New technology improves prostate cancer biopsies
The goal is not to find every prostate cancer – it's to find aggressive prostate cancer that may impact a man's survival.
Prostate cancer specialists at the University of Michigan Comprehensive Cancer Center are refining prostate cancer diagnosis to better identify those cancers that are more likely to grow quickly and spread to other parts of the body.
The University of Michigan is the first in the region to offer men a new technology that combines MRI and real-time ultrasound to help guide a biopsy needle, ensuring that tissue from all suspicious areas is captured.
"Standard prostate biopsies are random. We systematically obtain random samplings from the prostate, but there's no guarantee that a biopsy will hit the cancer," says Ganesh Palapattu, M.D., associate professor of urology and chief of urologic oncology at the University of Michigan Comprehensive Cancer Center.
Palapattu compares it to shooting fish in a barrel with your eyes blindfolded. The new technology, called UroNav, is like taking the blindfold off.
UroNav allows urologists to know where a suspicious lesion is so that a biopsy needle can be targeted more precisely. In addition, the system can store the trajectory of needles so that repeated biopsies can sample the same area. U-M specialists have been using a similar system for research studies for nearly two years.
The technology is most useful for:
- men with a concerning prostate MRI
- men considering or currently under active surveillance for prostate cancer
- men with an elevated PSA or other concern for prostate cancer
MRI is primarily used to identify potential sites of prostate cancer when the standard workup does not identify disease – for example, a negative biopsy but a rising PSA.
"MRI has only become useful in prostate cancer diagnosis over the last several years. Advanced MRI technique, which we use extensively at the University of Michigan, allows us to identify and target clinically significant prostate cancers. One of the nice side effects is that modern MRI tends to minimize the appearance of non-aggressive prostate cancers. So it really refines our ability to find the kind of cancer we want to find," says Matthew Davenport, M.D., assistant professor of radiology at the U-M Medical School.
In addition to using MRI to help visualize the prostate, U-M urologists are also able to use newer markers combined with PSA to better gauge the risk of aggressive prostate cancer. A new test developed at the University of Michigan called Mi-Prostate Score combines PSA along with a marker called PCA3 and a genetic anomaly discovered in U-M labs that's present in half of all prostate cancers. The combined test score gives a more accurate assessment of whether a man has aggressive prostate cancer.
"PSA has been criticized as a poor marker for prostate cancer. We're developing advances in prostate cancer diagnosis that go beyond just an elevated PSA. A PSA test may be part of the picture, but it's no longer all we have available," says Jeffrey Montgomery, M.D., assistant professor of urology at the U-M Medical School.

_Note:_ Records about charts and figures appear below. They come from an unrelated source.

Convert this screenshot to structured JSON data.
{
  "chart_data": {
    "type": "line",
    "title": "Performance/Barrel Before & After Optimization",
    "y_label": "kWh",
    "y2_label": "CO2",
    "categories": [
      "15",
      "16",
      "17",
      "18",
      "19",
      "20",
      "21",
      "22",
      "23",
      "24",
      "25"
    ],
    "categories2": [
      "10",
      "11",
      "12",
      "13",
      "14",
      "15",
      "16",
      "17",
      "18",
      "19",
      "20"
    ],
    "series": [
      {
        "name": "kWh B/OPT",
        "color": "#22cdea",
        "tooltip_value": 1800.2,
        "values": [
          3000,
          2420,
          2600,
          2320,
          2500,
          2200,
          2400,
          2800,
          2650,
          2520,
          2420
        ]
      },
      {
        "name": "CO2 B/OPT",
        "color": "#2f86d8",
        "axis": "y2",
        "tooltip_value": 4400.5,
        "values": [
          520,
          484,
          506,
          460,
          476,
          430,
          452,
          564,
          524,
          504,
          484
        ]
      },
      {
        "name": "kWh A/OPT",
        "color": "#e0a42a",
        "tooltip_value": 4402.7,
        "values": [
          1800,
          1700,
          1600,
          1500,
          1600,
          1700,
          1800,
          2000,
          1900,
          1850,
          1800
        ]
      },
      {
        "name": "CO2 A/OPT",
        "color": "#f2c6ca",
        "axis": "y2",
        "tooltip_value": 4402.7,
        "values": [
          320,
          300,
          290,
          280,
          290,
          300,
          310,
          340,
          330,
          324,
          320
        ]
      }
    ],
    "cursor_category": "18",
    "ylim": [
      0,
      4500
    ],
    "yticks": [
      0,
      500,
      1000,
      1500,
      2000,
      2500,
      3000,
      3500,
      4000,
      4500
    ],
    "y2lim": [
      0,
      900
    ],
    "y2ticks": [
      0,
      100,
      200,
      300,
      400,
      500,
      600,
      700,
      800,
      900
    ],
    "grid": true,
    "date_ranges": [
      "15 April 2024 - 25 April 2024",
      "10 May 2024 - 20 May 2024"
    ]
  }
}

Some 239,000 men are diagnosed with prostate cancer each year. Most men will die with prostate cancer, not from it, because their disease is slow-growing. But a subset of patients will develop fast-growing cancers that require immediate and aggressive treatment. The challenge is reliably identifying which type of cancer a patient has.
"While prostate cancer may look the same from one patient to the next under a microscope, it may behave quite differently. This kind of behavior is driven largely by the genetics, the DNA sequencing of the cancer. The more information we can learn about a tumor – through better biopsies and better diagnostic tests – the more we will be able to tailor therapy for a patient. Our goal is to offer individualized treatment plans focused on each patient," Palapattu says.